Turn unstructured data into vectors
Project description
Radient
Radient is a developer-friendly, lightweight library for vectorization, i.e. turning data into embeddings. Radient supports simple vectorization as well as complex vector-centric workflows.
$ pip install radient
Why Radient?
In applications that leverage RAG, vector databases are commonly used as a way to retrieve relevant content that is relevant to the query. It's become so popular that "traditional" database vendors are rushing to support vector search. (Anybody see those funky Singlestore ads on US-101?)
Although still predominantly used for text today, vectors will be used extensively across a variety of different modalities in the upcoming months. This evolution is being powered by two independent occurrences: 1) the shift from large language models to large multimodal models (such as GPT-4o, Reka, and Fuyu), and 2) the rise in adoption for "traditional" tasks such as recommendation and semantic search. In short, vectors are going mainstream, and we need a way to vectorize everything, not just text.
If you find this project helpful or interesting, please consider giving it a star. :star:
Getting started
Basic vectorization can be performed as follows:
from radient import text_vectorizer
vz = text_vectorizer()
vz.vectorize("Hello, world!") # Vector([-3.21440510e-02, -5.10351397e-02, 3.69579718e-02, ...])
The above snippet vectorizes the string "Hello, world!"
using a default model, namely bge-small-en-v1.5
from sentence-transformers
. If your Python environment does not contain the sentence-transformers
library, Radient will prompt you for it:
vz = text_vectorizer() # Vectorizer requires sentence-transformers. Install? [Y/n]
You can type "Y" to have Radient install it for you automatically.
Each vectorizer can take a method
parameter along with optional keyword arguments which get passed directly to the underlying vectorization library. For example, we can pick Mixbread AI's mxbai-embed-large-v1
model using the sentence-transformers
library via:
vz_mbai = text_vectorizer(method="sentence-transformers", model_name_or_path="mixedbread-ai/mxbai-embed-large-v1")
vz_mbai.vectorize("Hello, world!") # Vector([ 0.01729078, 0.04468533, 0.00055427, ...])
More than just text
With Radient, you're not limited to text. Audio, graphs, images, and molecules can be vectorized as well:
from radient import (
audio_vectorizer,
graph_vectorizer,
image_vectorizer,
molecule_vectorizer,
)
avec = audio_vectorizer().vectorize(str(Path.home() / "audio.wav"))
gvec = graph_vectorizer().vectorize(nx.karate_club_graph())
ivec = image_vectorizer().vectorize(str(Path.home() / "image.jpg"))
mvec = molecule_vectorizer().vectorize("O=C=O")
A partial list of methods and optional kwargs supported by each modality can be found here.
For production use cases with large quantities of data, performance is key. Radient also provides an accelerate
function to optimize vectorizers on-the-fly:
import numpy as np
vz = text_vectorizer()
vec0 = vz.vectorize("Hello, world!")
vz.accelerate()
vec1 = vz.vectorize("Hello, world!")
np.allclose(vec0, vec1) # True
The original vectorizer returns in ~32ms, while the accelerated vectorizer returns in ~17ms.

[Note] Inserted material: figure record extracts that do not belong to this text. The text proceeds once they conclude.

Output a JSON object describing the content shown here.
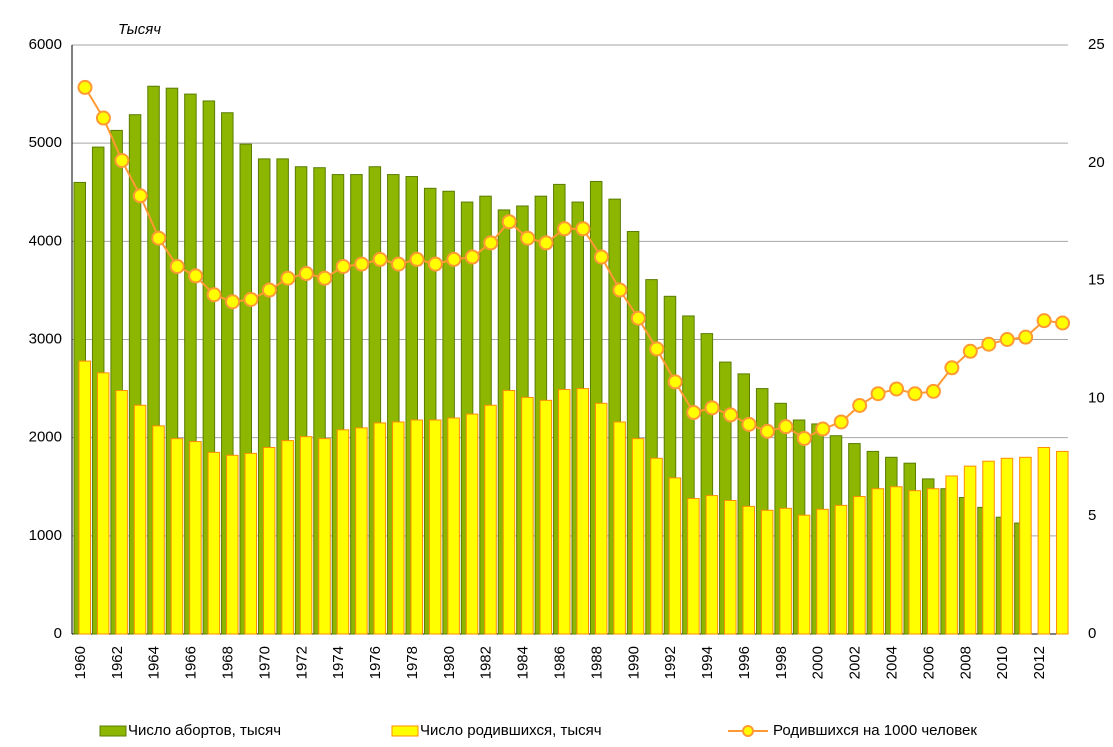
{
  "chart_data": {
    "type": "bar",
    "y_label": "Тысяч",
    "categories": [
      "1960",
      null,
      "1962",
      null,
      "1964",
      null,
      "1966",
      null,
      "1968",
      null,
      "1970",
      null,
      "1972",
      null,
      "1974",
      null,
      "1976",
      null,
      "1978",
      null,
      "1980",
      null,
      "1982",
      null,
      "1984",
      null,
      "1986",
      null,
      "1988",
      null,
      "1990",
      null,
      "1992",
      null,
      "1994",
      null,
      "1996",
      null,
      "1998",
      null,
      "2000",
      null,
      "2002",
      null,
      "2004",
      null,
      "2006",
      null,
      "2008",
      null,
      "2010",
      null,
      "2012",
      null
    ],
    "series": [
      {
        "name": "Число абортов, тысяч",
        "type": "bar",
        "color": "#8db600",
        "values": [
          4600,
          4960,
          5130,
          5290,
          5580,
          5560,
          5500,
          5430,
          5310,
          4990,
          4840,
          4840,
          4760,
          4750,
          4680,
          4680,
          4760,
          4680,
          4660,
          4540,
          4510,
          4400,
          4460,
          4320,
          4360,
          4460,
          4580,
          4400,
          4610,
          4430,
          4100,
          3610,
          3440,
          3240,
          3060,
          2770,
          2650,
          2500,
          2350,
          2180,
          2140,
          2020,
          1940,
          1860,
          1800,
          1740,
          1580,
          1480,
          1390,
          1290,
          1190,
          1130,
          null,
          null
        ]
      },
      {
        "name": "Число родившихся, тысяч",
        "type": "bar",
        "color": "#ffff00",
        "values": [
          2780,
          2660,
          2480,
          2330,
          2120,
          1990,
          1960,
          1850,
          1820,
          1840,
          1900,
          1970,
          2010,
          1990,
          2080,
          2100,
          2150,
          2160,
          2180,
          2180,
          2200,
          2240,
          2330,
          2480,
          2410,
          2380,
          2490,
          2500,
          2350,
          2160,
          1990,
          1790,
          1590,
          1380,
          1410,
          1360,
          1300,
          1260,
          1280,
          1210,
          1270,
          1310,
          1400,
          1480,
          1500,
          1460,
          1480,
          1610,
          1710,
          1760,
          1790,
          1800,
          1900,
          1860
        ]
      },
      {
        "name": "Родившихся на 1000 человек",
        "type": "line",
        "axis": "y2",
        "color": "#ff9933",
        "values": [
          23.2,
          21.9,
          20.1,
          18.6,
          16.8,
          15.6,
          15.2,
          14.4,
          14.1,
          14.2,
          14.6,
          15.1,
          15.3,
          15.1,
          15.6,
          15.7,
          15.9,
          15.7,
          15.9,
          15.7,
          15.9,
          16.0,
          16.6,
          17.5,
          16.8,
          16.6,
          17.2,
          17.2,
          16.0,
          14.6,
          13.4,
          12.1,
          10.7,
          9.4,
          9.6,
          9.3,
          8.9,
          8.6,
          8.8,
          8.3,
          8.7,
          9.0,
          9.7,
          10.2,
          10.4,
          10.2,
          10.3,
          11.3,
          12.0,
          12.3,
          12.5,
          12.6,
          13.3,
          13.2
        ]
      }
    ],
    "ylim": [
      0,
      6000
    ],
    "yticks": [
      0,
      1000,
      2000,
      3000,
      4000,
      5000,
      6000
    ],
    "y2lim": [
      0,
      25
    ],
    "y2ticks": [
      0,
      5,
      10,
      15,
      20,
      25
    ],
    "grid": true
  }
}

Building vector-centric workflows
Aside from running experiments, pure vectorization is not particularly useful. Real-world workloads often require a combination of four components:
- A data source (or a data reader) for extracting unstructured data,
- One or more transform modules such as video demuxing or OCR,
- A vectorizer or set of vectorizers, and
- A place to store the vectors once they have been computed.
Radient provides a Workflow
object specifically for building vector-centric applications. With Workflows, you can combine any number of each of these components into a graph. For example, a workflow to read text
from radient import Workflow, LocalRunner
from radient import source, transform, vectorizer, sink
wf = (
Workflow()
.add(LocalRunner(source, task_kwargs={"datasource": "google-drive"}))
.add(LocalRunner(transform, task_kwargs={"method": "pdf-to-text"}))
.add(LocalRunner(vectorizer, task_kwargs={"modality": "text", "method": "sentence-transformers"}))
.add(LocalRunner(sink, task_kwargs={"datastore": "milvus"}))
)
With workflows, you can specify your own custom tasks as well.
You can use accelerated vectorizers and transforms in a Workflow by specifying accelerate=True
for all supported tasks.
Supported libraries
Radient builds atop work from the broader ML community. Most vectorizers come from other libraries:
A massive thank you to all the creators and maintainers of these libraries.
Coming soon™
A couple of features slated for the near-term (hopefully):
- Sparse vector, binary vector, and multi-vector support
- Support for all relevant embedding models on Huggingface
LLM connectors will not be a feature that Radient provides. Building context-aware systems around LLMs is a complex task, and not one that Radient intends to solve. Projects such as Haystack and Llamaindex are two of the many great options to consider if you're looking to extract maximum RAG performance.